Fast and elegant inline curing
This could change abruptly with the use of the UV process. Because glass fibres are ideally suited for UV curing due to their radiolucency. Seconds to a few minutes are all that is needed to consolidate the fibre matrix systems with UV or UVVis radiation sources. After curing and cooling, the component is immediately loadable and can be further processed. "In one application, we were able to shorten a production line by over 80 per cent," reports Arnd Riekenbrauck. In another case, one minute of UV irradiation was sufficient to consolidate a 50-centimetre-long GRP sleeve produced using the filament winding process. Because of these short cycle times, the UV curing process is ideal for series and continuous processes. The process is also a good choice for particularly large components.
Ideal applications can therefore be found - across almost all industries - inline in continuous processes such as pultrusion or in the production of flat materials, but also in RTM processes or BMC/SMC processes.
Energy-saving, styrene- and CO2-free
Unlike a continuously heated oven or line, the UV radiation sources only consume energy when they are needed for consolidation. The energy costs can therefore be directly converted to the unit costs. Moreover, they can be operated with green electricity, so there are no CO2 emissions. Across all applications, UV curing requires on average only about 30 per cent of the energy of thermal processes. In the example of the coiled sleeve mentioned above, the amount of energy required was about 0.25 kW per workpiece.
The one-component resin systems based on epoxy acrylates that are suitable for UV curing have a theoretically unlimited pot life. Depending on the application, the cleaning effort is therefore reduced and mixing can be omitted. There is less production waste. In addition, the resins do not require styrene or other solvents. In terms of their mechanical properties, however, they are at least comparable with the previous resin systems after consolidation.

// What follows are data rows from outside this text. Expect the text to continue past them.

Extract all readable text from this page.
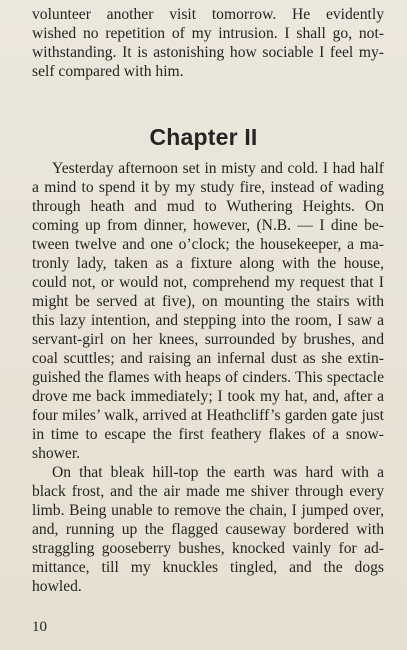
volunteer another visit tomorrow. He evidently
wished no repetition of my intrusion. I shall go, not-
withstanding. It is astonishing how sociable I feel my-
self compared with him.
Chapter II
Yesterday afternoon set in misty and cold. I had half
a mind to spend it by my study fire, instead of wading
through heath and mud to Wuthering Heights. On
coming up from dinner, however, (N.B. — I dine be-
tween twelve and one o’clock; the housekeeper, a ma-
tronly lady, taken as a fixture along with the house,
could not, or would not, comprehend my request that I
might be served at five), on mounting the stairs with
this lazy intention, and stepping into the room, I saw a
servant-girl on her knees, surrounded by brushes, and
coal scuttles; and raising an infernal dust as she extin-
guished the flames with heaps of cinders. This spectacle
drove me back immediately; I took my hat, and, after a
four miles’ walk, arrived at Heathcliff’s garden gate just
in time to escape the first feathery flakes of a snow-
shower.
On that bleak hill-top the earth was hard with a
black frost, and the air made me shiver through every
limb. Being unable to remove the chain, I jumped over,
and, running up the flagged causeway bordered with
straggling gooseberry bushes, knocked vainly for ad-
mittance, till my knuckles tingled, and the dogs
howled.
10
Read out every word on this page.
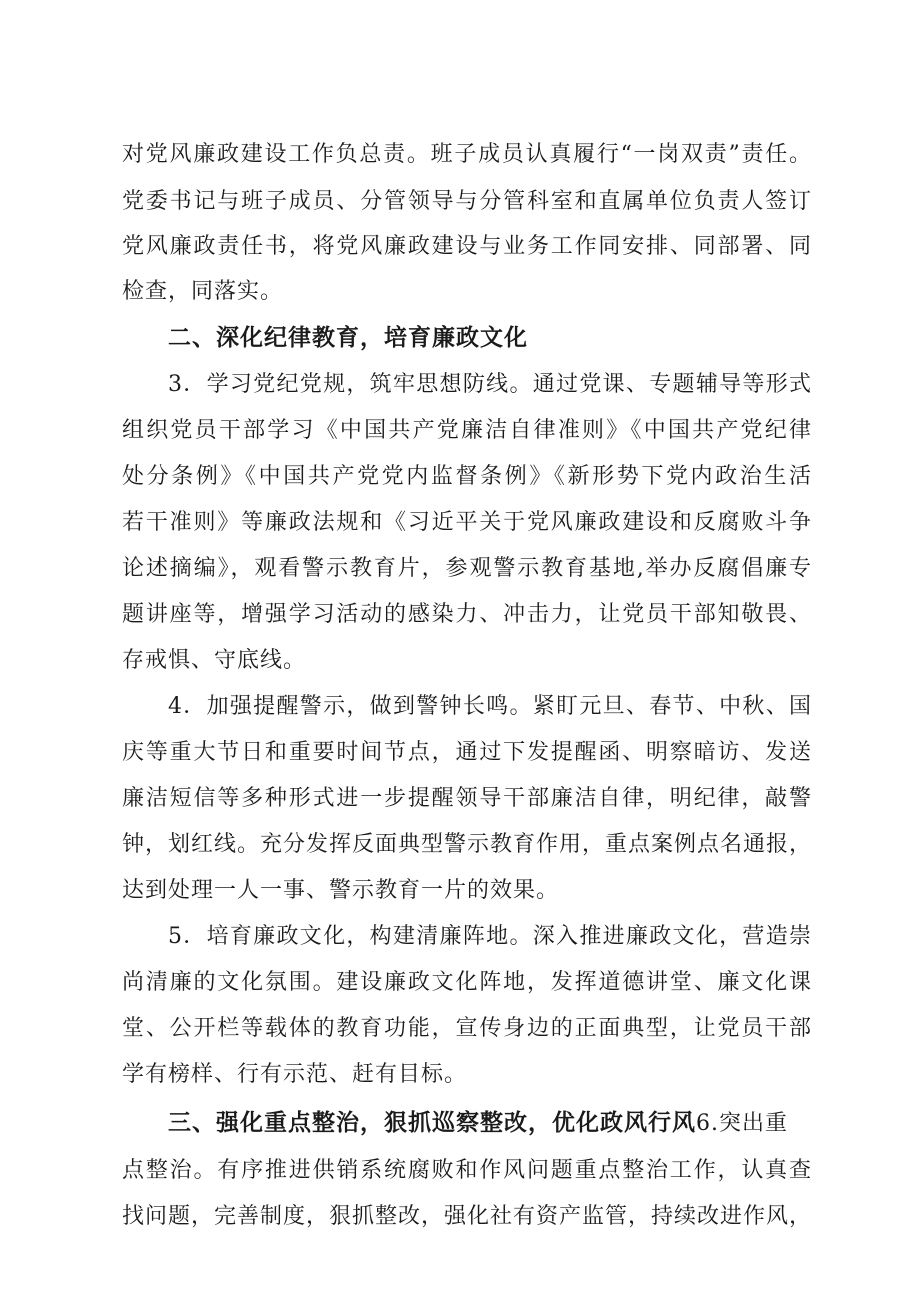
对党风廉政建设工作负总责。班子成员认真履行“一岗双责”责任。
党委书记与班子成员、分管领导与分管科室和直属单位负责人签订
党风廉政责任书，将党风廉政建设与业务工作同安排、同部署、同
检查，同落实。
二、深化纪律教育，培育廉政文化
3．学习党纪党规，筑牢思想防线。通过党课、专题辅导等形式
组织党员干部学习《中国共产党廉洁自律准则》《中国共产党纪律
处分条例》《中国共产党党内监督条例》《新形势下党内政治生活
若干准则》等廉政法规和《习近平关于党风廉政建设和反腐败斗争
论述摘编》，观看警示教育片，参观警示教育基地,举办反腐倡廉专
题讲座等，增强学习活动的感染力、冲击力，让党员干部知敬畏、
存戒惧、守底线。
4．加强提醒警示，做到警钟长鸣。紧盯元旦、春节、中秋、国
庆等重大节日和重要时间节点，通过下发提醒函、明察暗访、发送
廉洁短信等多种形式进一步提醒领导干部廉洁自律，明纪律，敲警
钟，划红线。充分发挥反面典型警示教育作用，重点案例点名通报，
达到处理一人一事、警示教育一片的效果。
5．培育廉政文化，构建清廉阵地。深入推进廉政文化，营造崇
尚清廉的文化氛围。建设廉政文化阵地，发挥道德讲堂、廉文化课
堂、公开栏等载体的教育功能，宣传身边的正面典型，让党员干部
学有榜样、行有示范、赶有目标。
三、强化重点整治，狠抓巡察整改，优化政风行风6.突出重
点整治。有序推进供销系统腐败和作风问题重点整治工作，认真查
找问题，完善制度，狠抓整改，强化社有资产监管，持续改进作风，
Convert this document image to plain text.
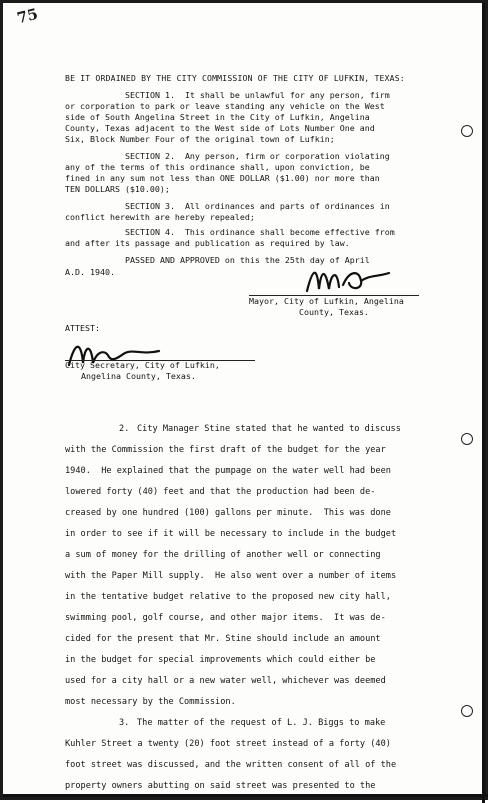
75
BE IT ORDAINED BY THE CITY COMMISSION OF THE CITY OF LUFKIN, TEXAS:
SECTION 1.  It shall be unlawful for any person, firm
or corporation to park or leave standing any vehicle on the West
side of South Angelina Street in the City of Lufkin, Angelina
County, Texas adjacent to the West side of Lots Number One and
Six, Block Number Four of the original town of Lufkin;
SECTION 2.  Any person, firm or corporation violating
any of the terms of this ordinance shall, upon conviction, be
fined in any sum not less than ONE DOLLAR ($1.00) nor more than
TEN DOLLARS ($10.00);
SECTION 3.  All ordinances and parts of ordinances in
conflict herewith are hereby repealed;
SECTION 4.  This ordinance shall become effective from
and after its passage and publication as required by law.
PASSED AND APPROVED on this the 25th day of April
A.D. 1940.
Mayor, City of Lufkin, Angelina
County, Texas.
ATTEST:
City Secretary, City of Lufkin,
Angelina County, Texas.
2. City Manager Stine stated that he wanted to discuss
with the Commission the first draft of the budget for the year
1940.  He explained that the pumpage on the water well had been
lowered forty (40) feet and that the production had been de-
creased by one hundred (100) gallons per minute.  This was done
in order to see if it will be necessary to include in the budget
a sum of money for the drilling of another well or connecting
with the Paper Mill supply.  He also went over a number of items
in the tentative budget relative to the proposed new city hall,
swimming pool, golf course, and other major items.  It was de-
cided for the present that Mr. Stine should include an amount
in the budget for special improvements which could either be
used for a city hall or a new water well, whichever was deemed
most necessary by the Commission.
3. The matter of the request of L. J. Biggs to make
Kuhler Street a twenty (20) foot street instead of a forty (40)
foot street was discussed, and the written consent of all of the
property owners abutting on said street was presented to the
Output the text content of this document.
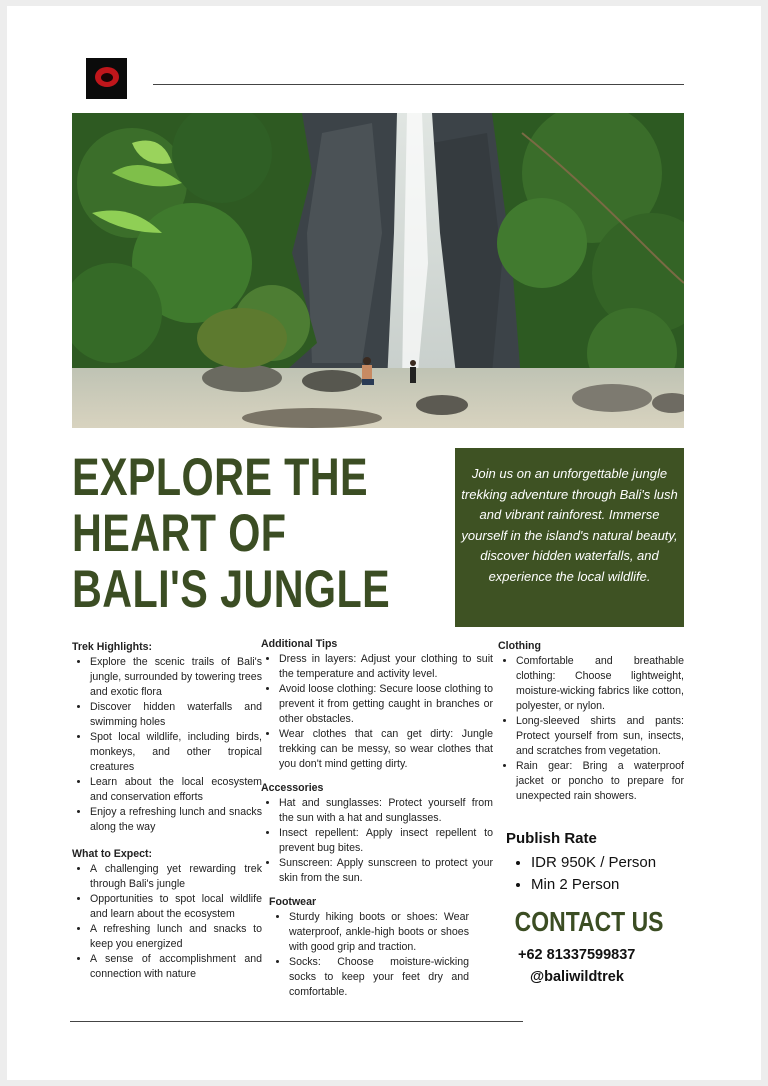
EXPLORE THE
HEART OF
BALI'S JUNGLE
Join us on an unforgettable jungle trekking adventure through Bali's lush and vibrant rainforest. Immerse yourself in the island's natural beauty, discover hidden waterfalls, and experience the local wildlife.
Trek Highlights:
• Explore the scenic trails of Bali's jungle, surrounded by towering trees and exotic flora
• Discover hidden waterfalls and swimming holes
• Spot local wildlife, including birds, monkeys, and other tropical creatures
• Learn about the local ecosystem and conservation efforts
• Enjoy a refreshing lunch and snacks along the way
What to Expect:
• A challenging yet rewarding trek through Bali's jungle
• Opportunities to spot local wildlife and learn about the ecosystem
• A refreshing lunch and snacks to keep you energized
• A sense of accomplishment and connection with nature
Additional Tips
• Dress in layers: Adjust your clothing to suit the temperature and activity level.
• Avoid loose clothing: Secure loose clothing to prevent it from getting caught in branches or other obstacles.
• Wear clothes that can get dirty: Jungle trekking can be messy, so wear clothes that you don't mind getting dirty.
Accessories
• Hat and sunglasses: Protect yourself from the sun with a hat and sunglasses.
• Insect repellent: Apply insect repellent to prevent bug bites.
• Sunscreen: Apply sunscreen to protect your skin from the sun.
Footwear
• Sturdy hiking boots or shoes: Wear waterproof, ankle-high boots or shoes with good grip and traction.
• Socks: Choose moisture-wicking socks to keep your feet dry and comfortable.
Clothing
• Comfortable and breathable clothing: Choose lightweight, moisture-wicking fabrics like cotton, polyester, or nylon.
• Long-sleeved shirts and pants: Protect yourself from sun, insects, and scratches from vegetation.
• Rain gear: Bring a waterproof jacket or poncho to prepare for unexpected rain showers.
Publish Rate
• IDR 950K / Person
• Min 2 Person
CONTACT US
+62 81337599837
@baliwildtrek
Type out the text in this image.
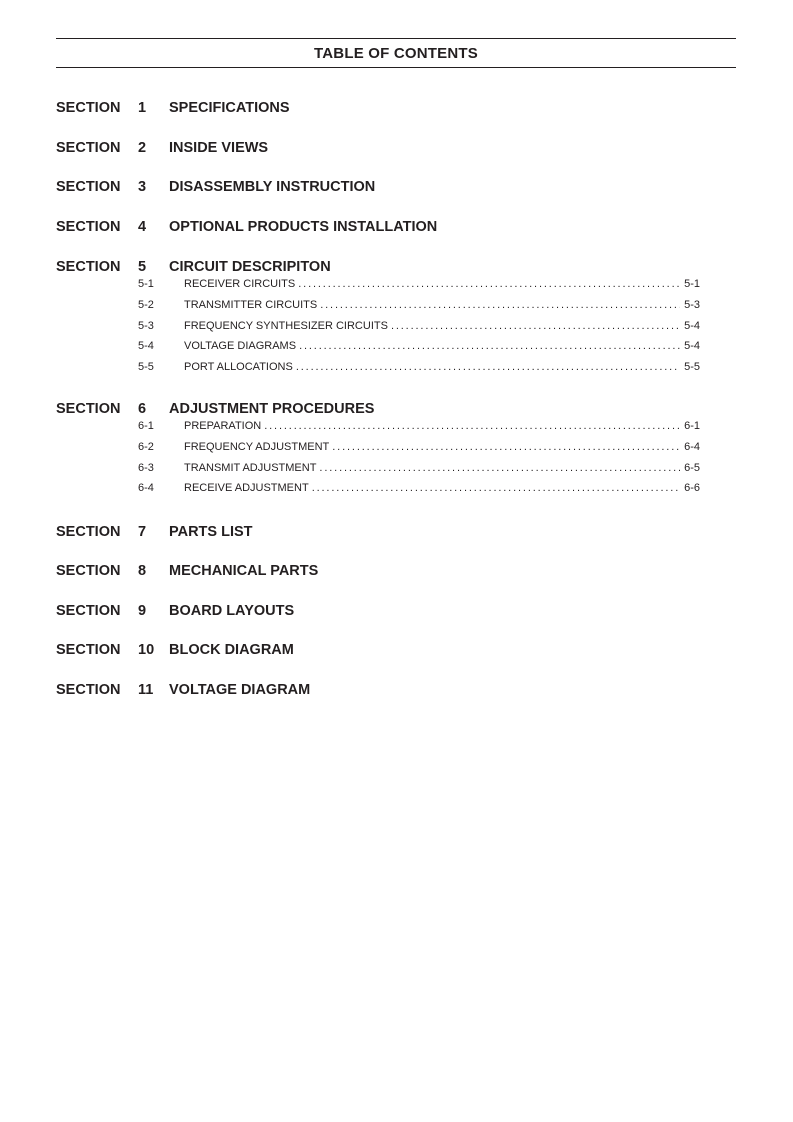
TABLE OF CONTENTS
SECTION 1 SPECIFICATIONS
SECTION 2 INSIDE VIEWS
SECTION 3 DISASSEMBLY INSTRUCTION
SECTION 4 OPTIONAL PRODUCTS INSTALLATION
SECTION 5 CIRCUIT DESCRIPITON
5-1	RECEIVER CIRCUITS . . .	5-1
5-2	TRANSMITTER CIRCUITS . . .	5-3
5-3	FREQUENCY SYNTHESIZER CIRCUITS . . .	5-4
5-4	VOLTAGE DIAGRAMS . . .	5-4
5-5	PORT ALLOCATIONS . . .	5-5
SECTION 6 ADJUSTMENT PROCEDURES
6-1	PREPARATION . . .	6-1
6-2	FREQUENCY ADJUSTMENT . . .	6-4
6-3	TRANSMIT ADJUSTMENT . . .	6-5
6-4	RECEIVE ADJUSTMENT . . .	6-6
SECTION 7 PARTS LIST
SECTION 8 MECHANICAL PARTS
SECTION 9 BOARD LAYOUTS
SECTION 10 BLOCK DIAGRAM
SECTION 11 VOLTAGE DIAGRAM
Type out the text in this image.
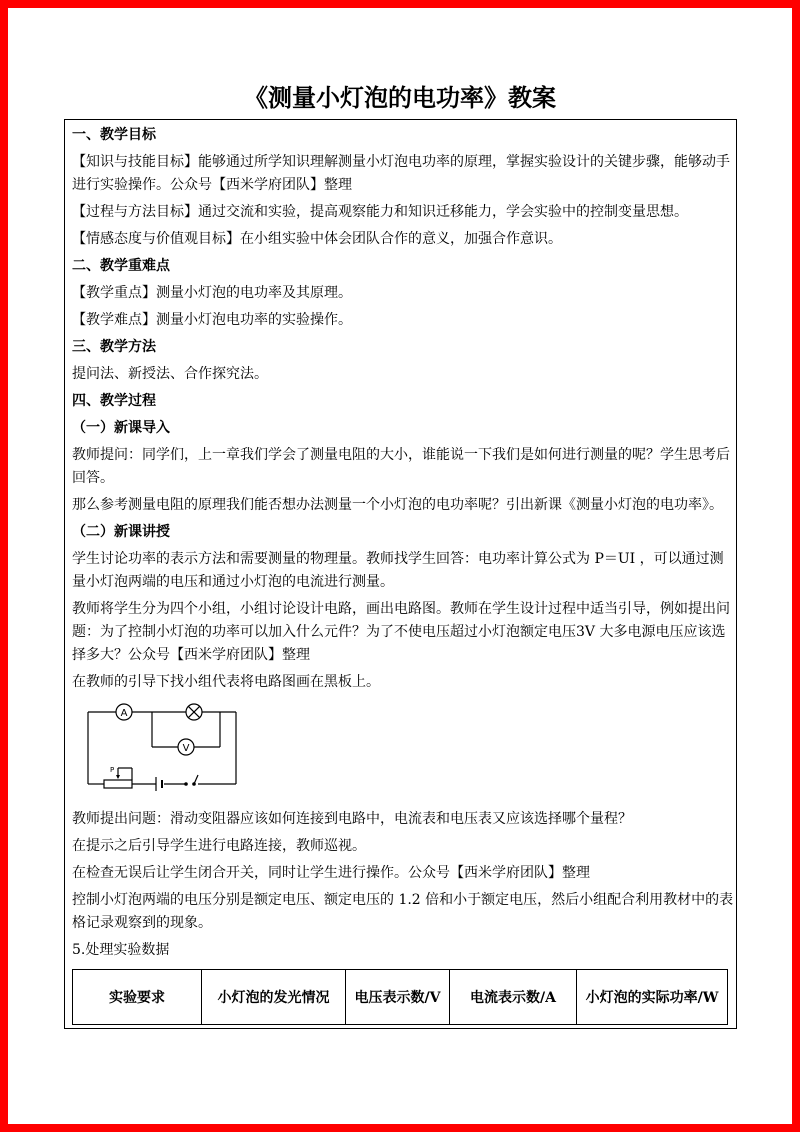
《测量小灯泡的电功率》教案

一、教学目标

【知识与技能目标】能够通过所学知识理解测量小灯泡电功率的原理，掌握实验设计的关键步骤，能够动手进行实验操作。公众号【西米学府团队】整理

【过程与方法目标】通过交流和实验，提高观察能力和知识迁移能力，学会实验中的控制变量思想。

【情感态度与价值观目标】在小组实验中体会团队合作的意义，加强合作意识。

二、教学重难点

【教学重点】测量小灯泡的电功率及其原理。

【教学难点】测量小灯泡电功率的实验操作。

三、教学方法

提问法、新授法、合作探究法。

四、教学过程

（一）新课导入

教师提问：同学们，上一章我们学会了测量电阻的大小，谁能说一下我们是如何进行测量的呢？学生思考后回答。

那么参考测量电阻的原理我们能否想办法测量一个小灯泡的电功率呢？引出新课《测量小灯泡的电功率》。

（二）新课讲授

学生讨论功率的表示方法和需要测量的物理量。教师找学生回答：电功率计算公式为 P＝UI ，可以通过测量小灯泡两端的电压和通过小灯泡的电流进行测量。

教师将学生分为四个小组，小组讨论设计电路，画出电路图。教师在学生设计过程中适当引导，例如提出问题：为了控制小灯泡的功率可以加入什么元件？为了不使电压超过小灯泡额定电压3V 大多电源电压应该选择多大？公众号【西米学府团队】整理

在教师的引导下找小组代表将电路图画在黑板上。

A
V
P

教师提出问题：滑动变阻器应该如何连接到电路中，电流表和电压表又应该选择哪个量程？

在提示之后引导学生进行电路连接，教师巡视。

在检查无误后让学生闭合开关，同时让学生进行操作。公众号【西米学府团队】整理

控制小灯泡两端的电压分别是额定电压、额定电压的 1.2 倍和小于额定电压，然后小组配合利用教材中的表格记录观察到的现象。

5.处理实验数据

实验要求	小灯泡的发光情况	电压表示数/V	电流表示数/A	小灯泡的实际功率/W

Process experience makes the quality
Even if UV consolidation seems simple, designing the inline process step requires experience because it has to be individually adapted to the respective product. Arnd Riekenbrauck explains: "Our application and process know-how includes not only the lamps, but also the appropriate cooling concept or any necessary explosion protection measures due to the high temperatures. And the system design of the lamp installation itself across the entire width of the process line has a major influence on the reproducible quality of the cross-linking, curing and drying."
In addition to temperature and homogeneous irradiation, the relevant wavelengths must also be matched to the fibre material, the component and the process progress: from long-wave UVVis radiation for thicker materials to short-wave UV-C radiation for pure surface curing of finishing layers on GRP components. Simultaneous irradiation from above and below may also be necessary, for example for sandwich materials or if the translucency of the fibres impairs the penetration depth of the beams.